Multiversion Serializability Theory
To reason about the correctness of multiversion schemes, this section extends classical serializability theory. It defines MV histories (which include explicit version metadata) and 1V histories, which reflect what users see: a single logical version per item. The key challenge is to ensure that MV histories are equivalent to 1-serial 1V histories. A 1-serial MV history is one in which each read observes the latest committed version at the read's logical time. This avoids anomalies like fractured reads (e.g., reading stale x and fresh y from the same transaction).
Correctness is characterized using a Multiversion Serialization Graph (MVSG). An MV history is 1-serial iff its MVSG is acyclic. This parallels the classical serializability theory, and extends it with versioning. The rest of the section develops the correctness proof via MVSGs.
Multiversion Timestamp Ordering (MVTO)
MVTO generalizes timestamp ordering by storing multiple versions. Each transaction is assigned a unique timestamp at start. When a transaction Ti reads x, it finds the latest version of x with a timestamp less than TS(Ti). When Ti writes x, it buffers the write and, at commit, creates a new version tagged with TS(Ti).
MVTO guarantees serializability: transactions appear to execute in timestamp order. The main difference from single-version TO is that MVTO avoids aborting reads. Since older versions are preserved, reads always succeed. However, MVTO still aborts transactions on write-write conflicts. Also if Ti tries to write x, but another transaction Tj with TS(Tj) > TS(Ti) has already read an older version of x, Ti must abort to preserve timestamp order.

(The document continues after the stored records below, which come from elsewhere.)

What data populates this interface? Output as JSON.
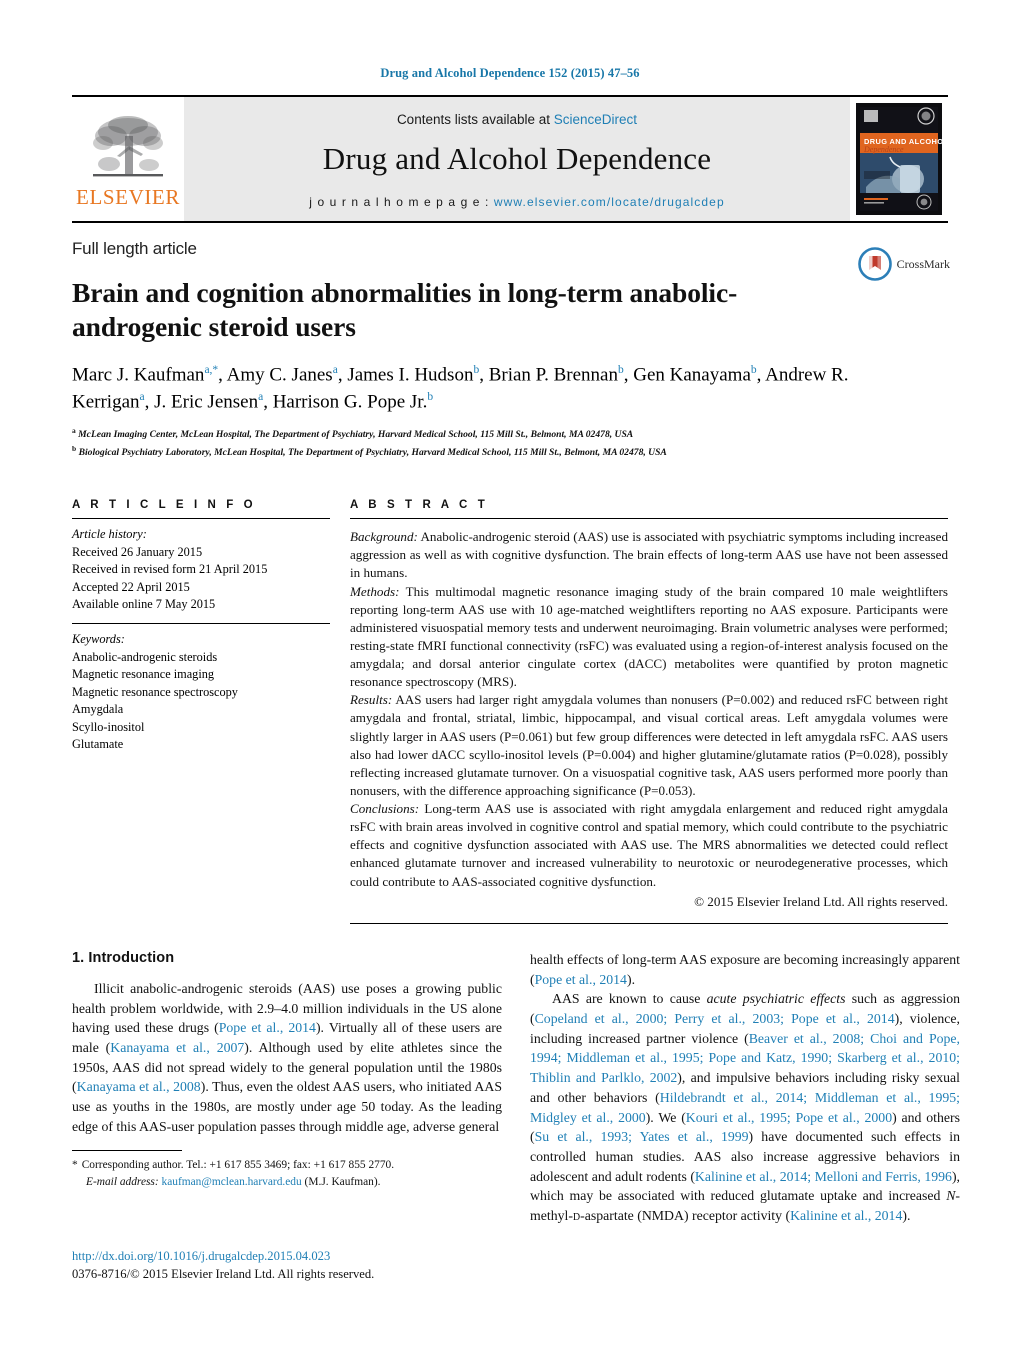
{
  "running_head": "Drug and Alcohol Dependence 152 (2015) 47–56",
  "masthead": {
    "contents_prefix": "Contents lists available at ",
    "contents_link": "ScienceDirect",
    "journal_name": "Drug and Alcohol Dependence",
    "homepage_prefix": "j o u r n a l   h o m e p a g e :  ",
    "homepage_url": "www.elsevier.com/locate/drugalcdep",
    "publisher_wordmark": "ELSEVIER",
    "cover": {
      "line1": "DRUG AND ALCOHOL",
      "line2": "Dependence"
    }
  },
  "article": {
    "kind": "Full length article",
    "title": "Brain and cognition abnormalities in long-term anabolic-androgenic steroid users",
    "crossmark_label": "CrossMark",
    "authors_html": "Marc J. Kaufman<sup>a,*</sup>, Amy C. Janes<sup>a</sup>, James I. Hudson<sup>b</sup>, Brian P. Brennan<sup>b</sup>, Gen Kanayama<sup>b</sup>, Andrew R. Kerrigan<sup>a</sup>, J. Eric Jensen<sup>a</sup>, Harrison G. Pope Jr.<sup>b</sup>",
    "affiliations": [
      {
        "mark": "a",
        "text": "McLean Imaging Center, McLean Hospital, The Department of Psychiatry, Harvard Medical School, 115 Mill St., Belmont, MA 02478, USA"
      },
      {
        "mark": "b",
        "text": "Biological Psychiatry Laboratory, McLean Hospital, The Department of Psychiatry, Harvard Medical School, 115 Mill St., Belmont, MA 02478, USA"
      }
    ]
  },
  "info": {
    "heading": "A R T I C L E  I N F O",
    "history_label": "Article history:",
    "history": [
      "Received 26 January 2015",
      "Received in revised form 21 April 2015",
      "Accepted 22 April 2015",
      "Available online 7 May 2015"
    ],
    "keywords_label": "Keywords:",
    "keywords": [
      "Anabolic-androgenic steroids",
      "Magnetic resonance imaging",
      "Magnetic resonance spectroscopy",
      "Amygdala",
      "Scyllo-inositol",
      "Glutamate"
    ]
  },
  "abstract": {
    "heading": "A B S T R A C T",
    "sections": [
      {
        "label": "Background:",
        "text": " Anabolic-androgenic steroid (AAS) use is associated with psychiatric symptoms including increased aggression as well as with cognitive dysfunction. The brain effects of long-term AAS use have not been assessed in humans."
      },
      {
        "label": "Methods:",
        "text": " This multimodal magnetic resonance imaging study of the brain compared 10 male weightlifters reporting long-term AAS use with 10 age-matched weightlifters reporting no AAS exposure. Participants were administered visuospatial memory tests and underwent neuroimaging. Brain volumetric analyses were performed; resting-state fMRI functional connectivity (rsFC) was evaluated using a region-of-interest analysis focused on the amygdala; and dorsal anterior cingulate cortex (dACC) metabolites were quantified by proton magnetic resonance spectroscopy (MRS)."
      },
      {
        "label": "Results:",
        "text": " AAS users had larger right amygdala volumes than nonusers (P=0.002) and reduced rsFC between right amygdala and frontal, striatal, limbic, hippocampal, and visual cortical areas. Left amygdala volumes were slightly larger in AAS users (P=0.061) but few group differences were detected in left amygdala rsFC. AAS users also had lower dACC scyllo-inositol levels (P=0.004) and higher glutamine/glutamate ratios (P=0.028), possibly reflecting increased glutamate turnover. On a visuospatial cognitive task, AAS users performed more poorly than nonusers, with the difference approaching significance (P=0.053)."
      },
      {
        "label": "Conclusions:",
        "text": " Long-term AAS use is associated with right amygdala enlargement and reduced right amygdala rsFC with brain areas involved in cognitive control and spatial memory, which could contribute to the psychiatric effects and cognitive dysfunction associated with AAS use. The MRS abnormalities we detected could reflect enhanced glutamate turnover and increased vulnerability to neurotoxic or neurodegenerative processes, which could contribute to AAS-associated cognitive dysfunction."
      }
    ],
    "copyright": "© 2015 Elsevier Ireland Ltd. All rights reserved."
  },
  "introduction": {
    "heading": "1.  Introduction",
    "left_paragraph_html": "Illicit anabolic-androgenic steroids (AAS) use poses a growing public health problem worldwide, with 2.9–4.0 million individuals in the US alone having used these drugs (<span class=\"ref\">Pope et al., 2014</span>). Virtually all of these users are male (<span class=\"ref\">Kanayama et al., 2007</span>). Although used by elite athletes since the 1950s, AAS did not spread widely to the general population until the 1980s (<span class=\"ref\">Kanayama et al., 2008</span>). Thus, even the oldest AAS users, who initiated AAS use as youths in the 1980s, are mostly under age 50 today. As the leading edge of this AAS-user population passes through middle age, adverse general",
    "right_paragraph1_html": "health effects of long-term AAS exposure are becoming increasingly apparent (<span class=\"ref\">Pope et al., 2014</span>).",
    "right_paragraph2_html": "AAS are known to cause <span class=\"ital\">acute psychiatric effects</span> such as aggression (<span class=\"ref\">Copeland et al., 2000; Perry et al., 2003; Pope et al., 2014</span>), violence, including increased partner violence (<span class=\"ref\">Beaver et al., 2008; Choi and Pope, 1994; Middleman et al., 1995; Pope and Katz, 1990; Skarberg et al., 2010; Thiblin and Parlklo, 2002</span>), and impulsive behaviors including risky sexual and other behaviors (<span class=\"ref\">Hildebrandt et al., 2014; Middleman et al., 1995; Midgley et al., 2000</span>). We (<span class=\"ref\">Kouri et al., 1995; Pope et al., 2000</span>) and others (<span class=\"ref\">Su et al., 1993; Yates et al., 1999</span>) have documented such effects in controlled human studies. AAS also increase aggressive behaviors in adolescent and adult rodents (<span class=\"ref\">Kalinine et al., 2014; Melloni and Ferris, 1996</span>), which may be associated with reduced glutamate uptake and increased <span class=\"ital\">N</span>-methyl-<span class=\"sc\">d</span>-aspartate (NMDA) receptor activity (<span class=\"ref\">Kalinine et al., 2014</span>)."
  },
  "footnote": {
    "star": "*",
    "corresponding": "Corresponding author. Tel.: +1 617 855 3469; fax: +1 617 855 2770.",
    "email_label": "E-mail address:",
    "email": "kaufman@mclean.harvard.edu",
    "email_suffix": "(M.J. Kaufman)."
  },
  "doi": {
    "url": "http://dx.doi.org/10.1016/j.drugalcdep.2015.04.023",
    "issn_line": "0376-8716/© 2015 Elsevier Ireland Ltd. All rights reserved."
  },
  "colors": {
    "link": "#1f7fb5",
    "elsevier_orange": "#e87722",
    "masthead_bg": "#e9e9e9"
  }
}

MVTO is good for read-mostly workloads but struggles with high write contention. Garbage collection also becomes a concern. Old versions can be discarded only after all transactions that might read them complete.
Multiversion Two-Phase Locking (MV2PL)
MV2PL extends strict 2PL by adding versioning. Unlike 2PL, where transactions block when accessing locked items, MV2PL lets readers proceed by using older versions (e.g., accessing the latest committed version as of the lock time). While 2PL systems block on read-write conflicts; MV2PL avoids this by separating read and write versions.

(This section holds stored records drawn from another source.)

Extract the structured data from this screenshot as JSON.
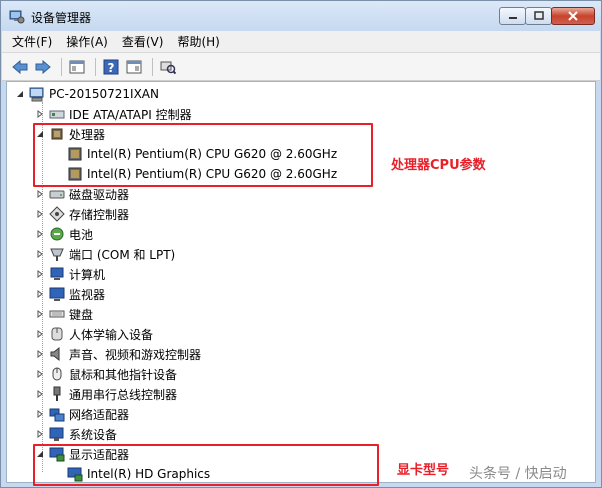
{
  "window": {
    "title": "设备管理器"
  },
  "menu": [
    "文件(F)",
    "操作(A)",
    "查看(V)",
    "帮助(H)"
  ],
  "toolbar_icons": [
    "back-arrow-icon",
    "forward-arrow-icon",
    "properties-icon",
    "help-icon",
    "view-icon",
    "scan-hardware-icon"
  ],
  "tree": {
    "root": "PC-20150721IXAN",
    "categories": [
      {
        "label": "IDE ATA/ATAPI 控制器",
        "icon": "ide-icon",
        "expanded": false
      },
      {
        "label": "处理器",
        "icon": "cpu-icon",
        "expanded": true,
        "children": [
          "Intel(R) Pentium(R) CPU G620 @ 2.60GHz",
          "Intel(R) Pentium(R) CPU G620 @ 2.60GHz"
        ]
      },
      {
        "label": "磁盘驱动器",
        "icon": "disk-icon",
        "expanded": false
      },
      {
        "label": "存储控制器",
        "icon": "storage-icon",
        "expanded": false
      },
      {
        "label": "电池",
        "icon": "battery-icon",
        "expanded": false
      },
      {
        "label": "端口 (COM 和 LPT)",
        "icon": "port-icon",
        "expanded": false
      },
      {
        "label": "计算机",
        "icon": "computer-icon",
        "expanded": false
      },
      {
        "label": "监视器",
        "icon": "monitor-icon",
        "expanded": false
      },
      {
        "label": "键盘",
        "icon": "keyboard-icon",
        "expanded": false
      },
      {
        "label": "人体学输入设备",
        "icon": "hid-icon",
        "expanded": false
      },
      {
        "label": "声音、视频和游戏控制器",
        "icon": "sound-icon",
        "expanded": false
      },
      {
        "label": "鼠标和其他指针设备",
        "icon": "mouse-icon",
        "expanded": false
      },
      {
        "label": "通用串行总线控制器",
        "icon": "usb-icon",
        "expanded": false
      },
      {
        "label": "网络适配器",
        "icon": "network-icon",
        "expanded": false
      },
      {
        "label": "系统设备",
        "icon": "system-icon",
        "expanded": false
      },
      {
        "label": "显示适配器",
        "icon": "display-icon",
        "expanded": true,
        "children": [
          "Intel(R) HD Graphics"
        ]
      }
    ]
  },
  "annotations": {
    "cpu_note": "处理器CPU参数",
    "gpu_note": "显卡型号"
  },
  "watermark": "头条号 / 快启动",
  "colors": {
    "annotation": "#e8202a",
    "titlebar": "#c6d9f0"
  }
}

MV2PL also extends 2PL for writes by introducing certify locks: Instead of overwriting in-place, the writers in MV2PL buffer and acquire certify locks at commit time to serialize version creation. A certify lock is exclusive: only one transaction can hold it on a data item at any time. This prevents races and ensures only one new version per item per commit.
Multiversion Mixed Method
Multiversioning gives the scheduler more flexibility, especially for read-only transactions. If the system knows in advance which transactions are queries (read-only) and which are updaters (perform writes), it can increase concurrency by handling them differently. This method uses MVTO for queries and Strict 2PL for updaters.

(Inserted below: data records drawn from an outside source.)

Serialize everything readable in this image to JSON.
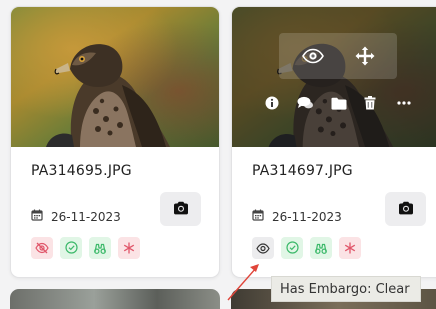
{
  "cards": [
    {
      "filename": "PA314695.JPG",
      "date": "26-11-2023",
      "embargo_state": "active"
    },
    {
      "filename": "PA314697.JPG",
      "date": "26-11-2023",
      "embargo_state": "clear"
    }
  ],
  "tooltip": {
    "text": "Has Embargo: Clear"
  },
  "overlay_icons": [
    "eye-icon",
    "move-icon",
    "info-icon",
    "comment-icon",
    "folder-icon",
    "trash-icon",
    "more-icon"
  ],
  "colors": {
    "embargo_red": "#e0566a",
    "status_green": "#3cb96a",
    "annotation_arrow": "#e0453a"
  }
}
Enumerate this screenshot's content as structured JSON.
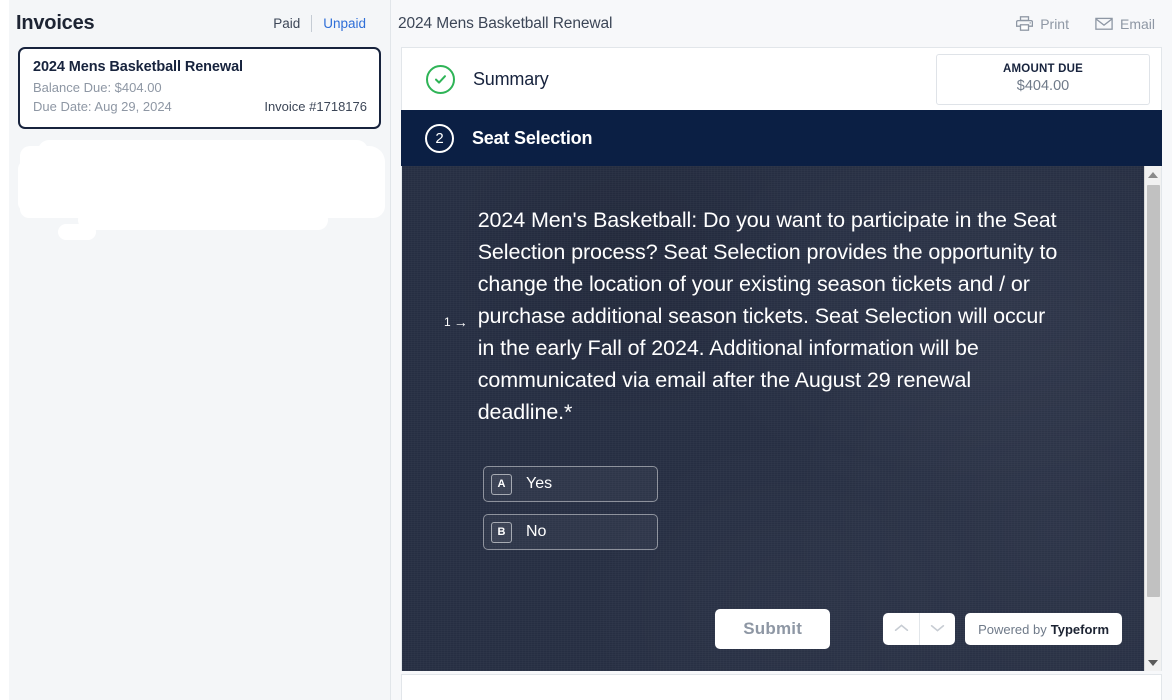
{
  "sidebar": {
    "title": "Invoices",
    "filters": [
      {
        "label": "Paid",
        "active": true
      },
      {
        "label": "Unpaid",
        "active": false
      }
    ],
    "invoices": [
      {
        "title": "2024 Mens Basketball Renewal",
        "balance_due": "Balance Due: $404.00",
        "due_date": "Due Date: Aug 29, 2024",
        "invoice_number": "Invoice #1718176",
        "selected": true
      },
      {
        "redacted": true
      }
    ]
  },
  "content": {
    "title": "2024 Mens Basketball Renewal",
    "actions": [
      {
        "label": "Print",
        "icon": "printer-icon"
      },
      {
        "label": "Email",
        "icon": "envelope-icon"
      }
    ],
    "summary": {
      "label": "Summary",
      "status_icon": "check-circle-icon",
      "amount_due_label": "AMOUNT DUE",
      "amount_due_value": "$404.00"
    },
    "step": {
      "number": "2",
      "label": "Seat Selection"
    },
    "typeform": {
      "question_index": "1",
      "question_arrow": "→",
      "question_text": "2024 Men's Basketball: Do you want to participate in the Seat Selection process? Seat Selection provides the opportunity to change the location of your existing season tickets and / or purchase additional season tickets. Seat Selection will occur in the early Fall of 2024. Additional information will be communicated via email after the August 29 renewal deadline.*",
      "choices": [
        {
          "key": "A",
          "label": "Yes"
        },
        {
          "key": "B",
          "label": "No"
        }
      ],
      "submit_label": "Submit",
      "nav_up_icon": "chevron-up-icon",
      "nav_down_icon": "chevron-down-icon",
      "powered_by_prefix": "Powered by",
      "powered_by_brand": "Typeform"
    }
  },
  "colors": {
    "navy": "#0b1f44",
    "typeform_bg": "#262e42",
    "link_blue": "#2f6fd8",
    "success_green": "#2fb457",
    "page_bg": "#f4f6f8"
  }
}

Queries behave like in MVTO: they are assigned timestamps at start, read the latest version less than their timestamp, and never block. Updaters use Strict 2PL for mutual exclusion during execution. At commit, the transaction manager assigns each updater a timestamp consistent with its position in the serialization graph, ensuring global consistency. This resembles concurrency control in modern OLAP systems: large analytical reads proceed without blocking, while updates are carefully serialized.
A key innovation here is the commit list. Each transaction maintains a commit list of versions it plans to write. When committing, the transaction must check for conflicts: It cannot write a version if a transaction with a later timestamp has already read an earlier version of that item. This would violate timestamp order. In a centralized system, the commit list can be scanned at commit time to detect such anomalies. In distributed systems, where this check can’t be performed atomically, the system needs to use a distributed coordination protocol like 2PC.